Julie will look at the schedule for the top-level goals in the system. Joe has explained that all of the structured requirements in the system roll up to those goals, so she can ignore everything else. Julie is immediately overwhelmed with information, but with some coaching is able to ignore the noise and focus on the signal (the scheduled dates for the goals). She’s content that everything appears to be ok. What Julie doesn’t realize is that the underlying requirements for one of her main goals has slipped by a release, and the date for the goal hasn’t been updated. She would not be able to work through the traceability matrix in the application to find the problem.
Thom is struggling – every morning he sees that at least a dozen requirements for the current release have changed. He has to keep an archived version of the SRS and compare the two files to see which changes are irrelevant (typos, etc), and which ones affect his scoping, or change functionality after it’s been implemented. Thom can use the interface, but it’s yet another complex system that he doesn’t have time to learn. He’s frustrated that he has to spend any time at all doing it, and especially frustrated that the one thing he needs the most (to understand what has changed, at a detail level) has to be done manually by him.
Joe is snug as a bug in a rug. The software works just like he expects it to work. Sure some steps are manual and tedious, but hey – managing requirements is hard work. Since Joe spends so much time in the application, all of the traceability is intuitive, he knows where everything is, and he’s even learned the shortcut keys for jumping around and mass updating of files. Joe doesn’t spend any cycles thinking about the UI, because it was designed for him – he gets to spend all of his time on his work.

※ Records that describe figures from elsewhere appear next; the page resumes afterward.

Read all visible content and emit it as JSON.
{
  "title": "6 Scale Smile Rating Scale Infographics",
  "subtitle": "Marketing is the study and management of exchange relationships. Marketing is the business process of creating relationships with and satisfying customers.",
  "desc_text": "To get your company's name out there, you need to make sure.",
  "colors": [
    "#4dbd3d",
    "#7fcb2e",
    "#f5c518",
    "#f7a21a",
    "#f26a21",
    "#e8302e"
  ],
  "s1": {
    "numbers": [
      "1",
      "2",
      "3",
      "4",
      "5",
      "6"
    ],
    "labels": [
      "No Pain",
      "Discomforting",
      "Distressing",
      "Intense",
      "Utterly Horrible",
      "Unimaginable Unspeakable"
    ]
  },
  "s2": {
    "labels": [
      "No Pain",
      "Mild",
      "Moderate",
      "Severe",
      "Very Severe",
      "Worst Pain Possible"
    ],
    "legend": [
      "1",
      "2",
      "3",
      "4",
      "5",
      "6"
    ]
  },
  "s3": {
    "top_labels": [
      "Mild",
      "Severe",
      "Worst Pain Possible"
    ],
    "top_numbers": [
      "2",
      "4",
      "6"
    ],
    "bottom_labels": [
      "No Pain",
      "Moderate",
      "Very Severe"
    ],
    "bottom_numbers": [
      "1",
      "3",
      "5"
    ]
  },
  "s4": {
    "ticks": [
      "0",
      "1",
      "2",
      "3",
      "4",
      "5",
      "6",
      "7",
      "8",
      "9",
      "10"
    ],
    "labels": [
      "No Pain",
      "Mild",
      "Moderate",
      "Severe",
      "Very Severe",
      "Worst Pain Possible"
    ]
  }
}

Just thinking about the problems from the perspective of our key users makes the problems glaringly obvious. Why didn’t the RM software vendors tackle these problems? Aren’t they supposed to be requirements experts? Shouldn’t they have an appreciation that a central tool for a team is used by more than one team member? They implemented row-level locking in the database to support multiple users (says so right in the press release). Shouldn’t they realize that the simultaneous use is by different people? Someone needs to hurry up and build a requirements management system that is designed for all of the people that use it. Or at least the most important ones.
We can learn from their mistakes
When we are gathering requirements, if we do it in the context of the user personas, we can create great software. Goal driven development is a great framework for doing this. When we keep things at an abstract level, we run the risk of making the software unusable by key users. It may not prevent a sale, but it certainly jeopardizes a renewal or future sale.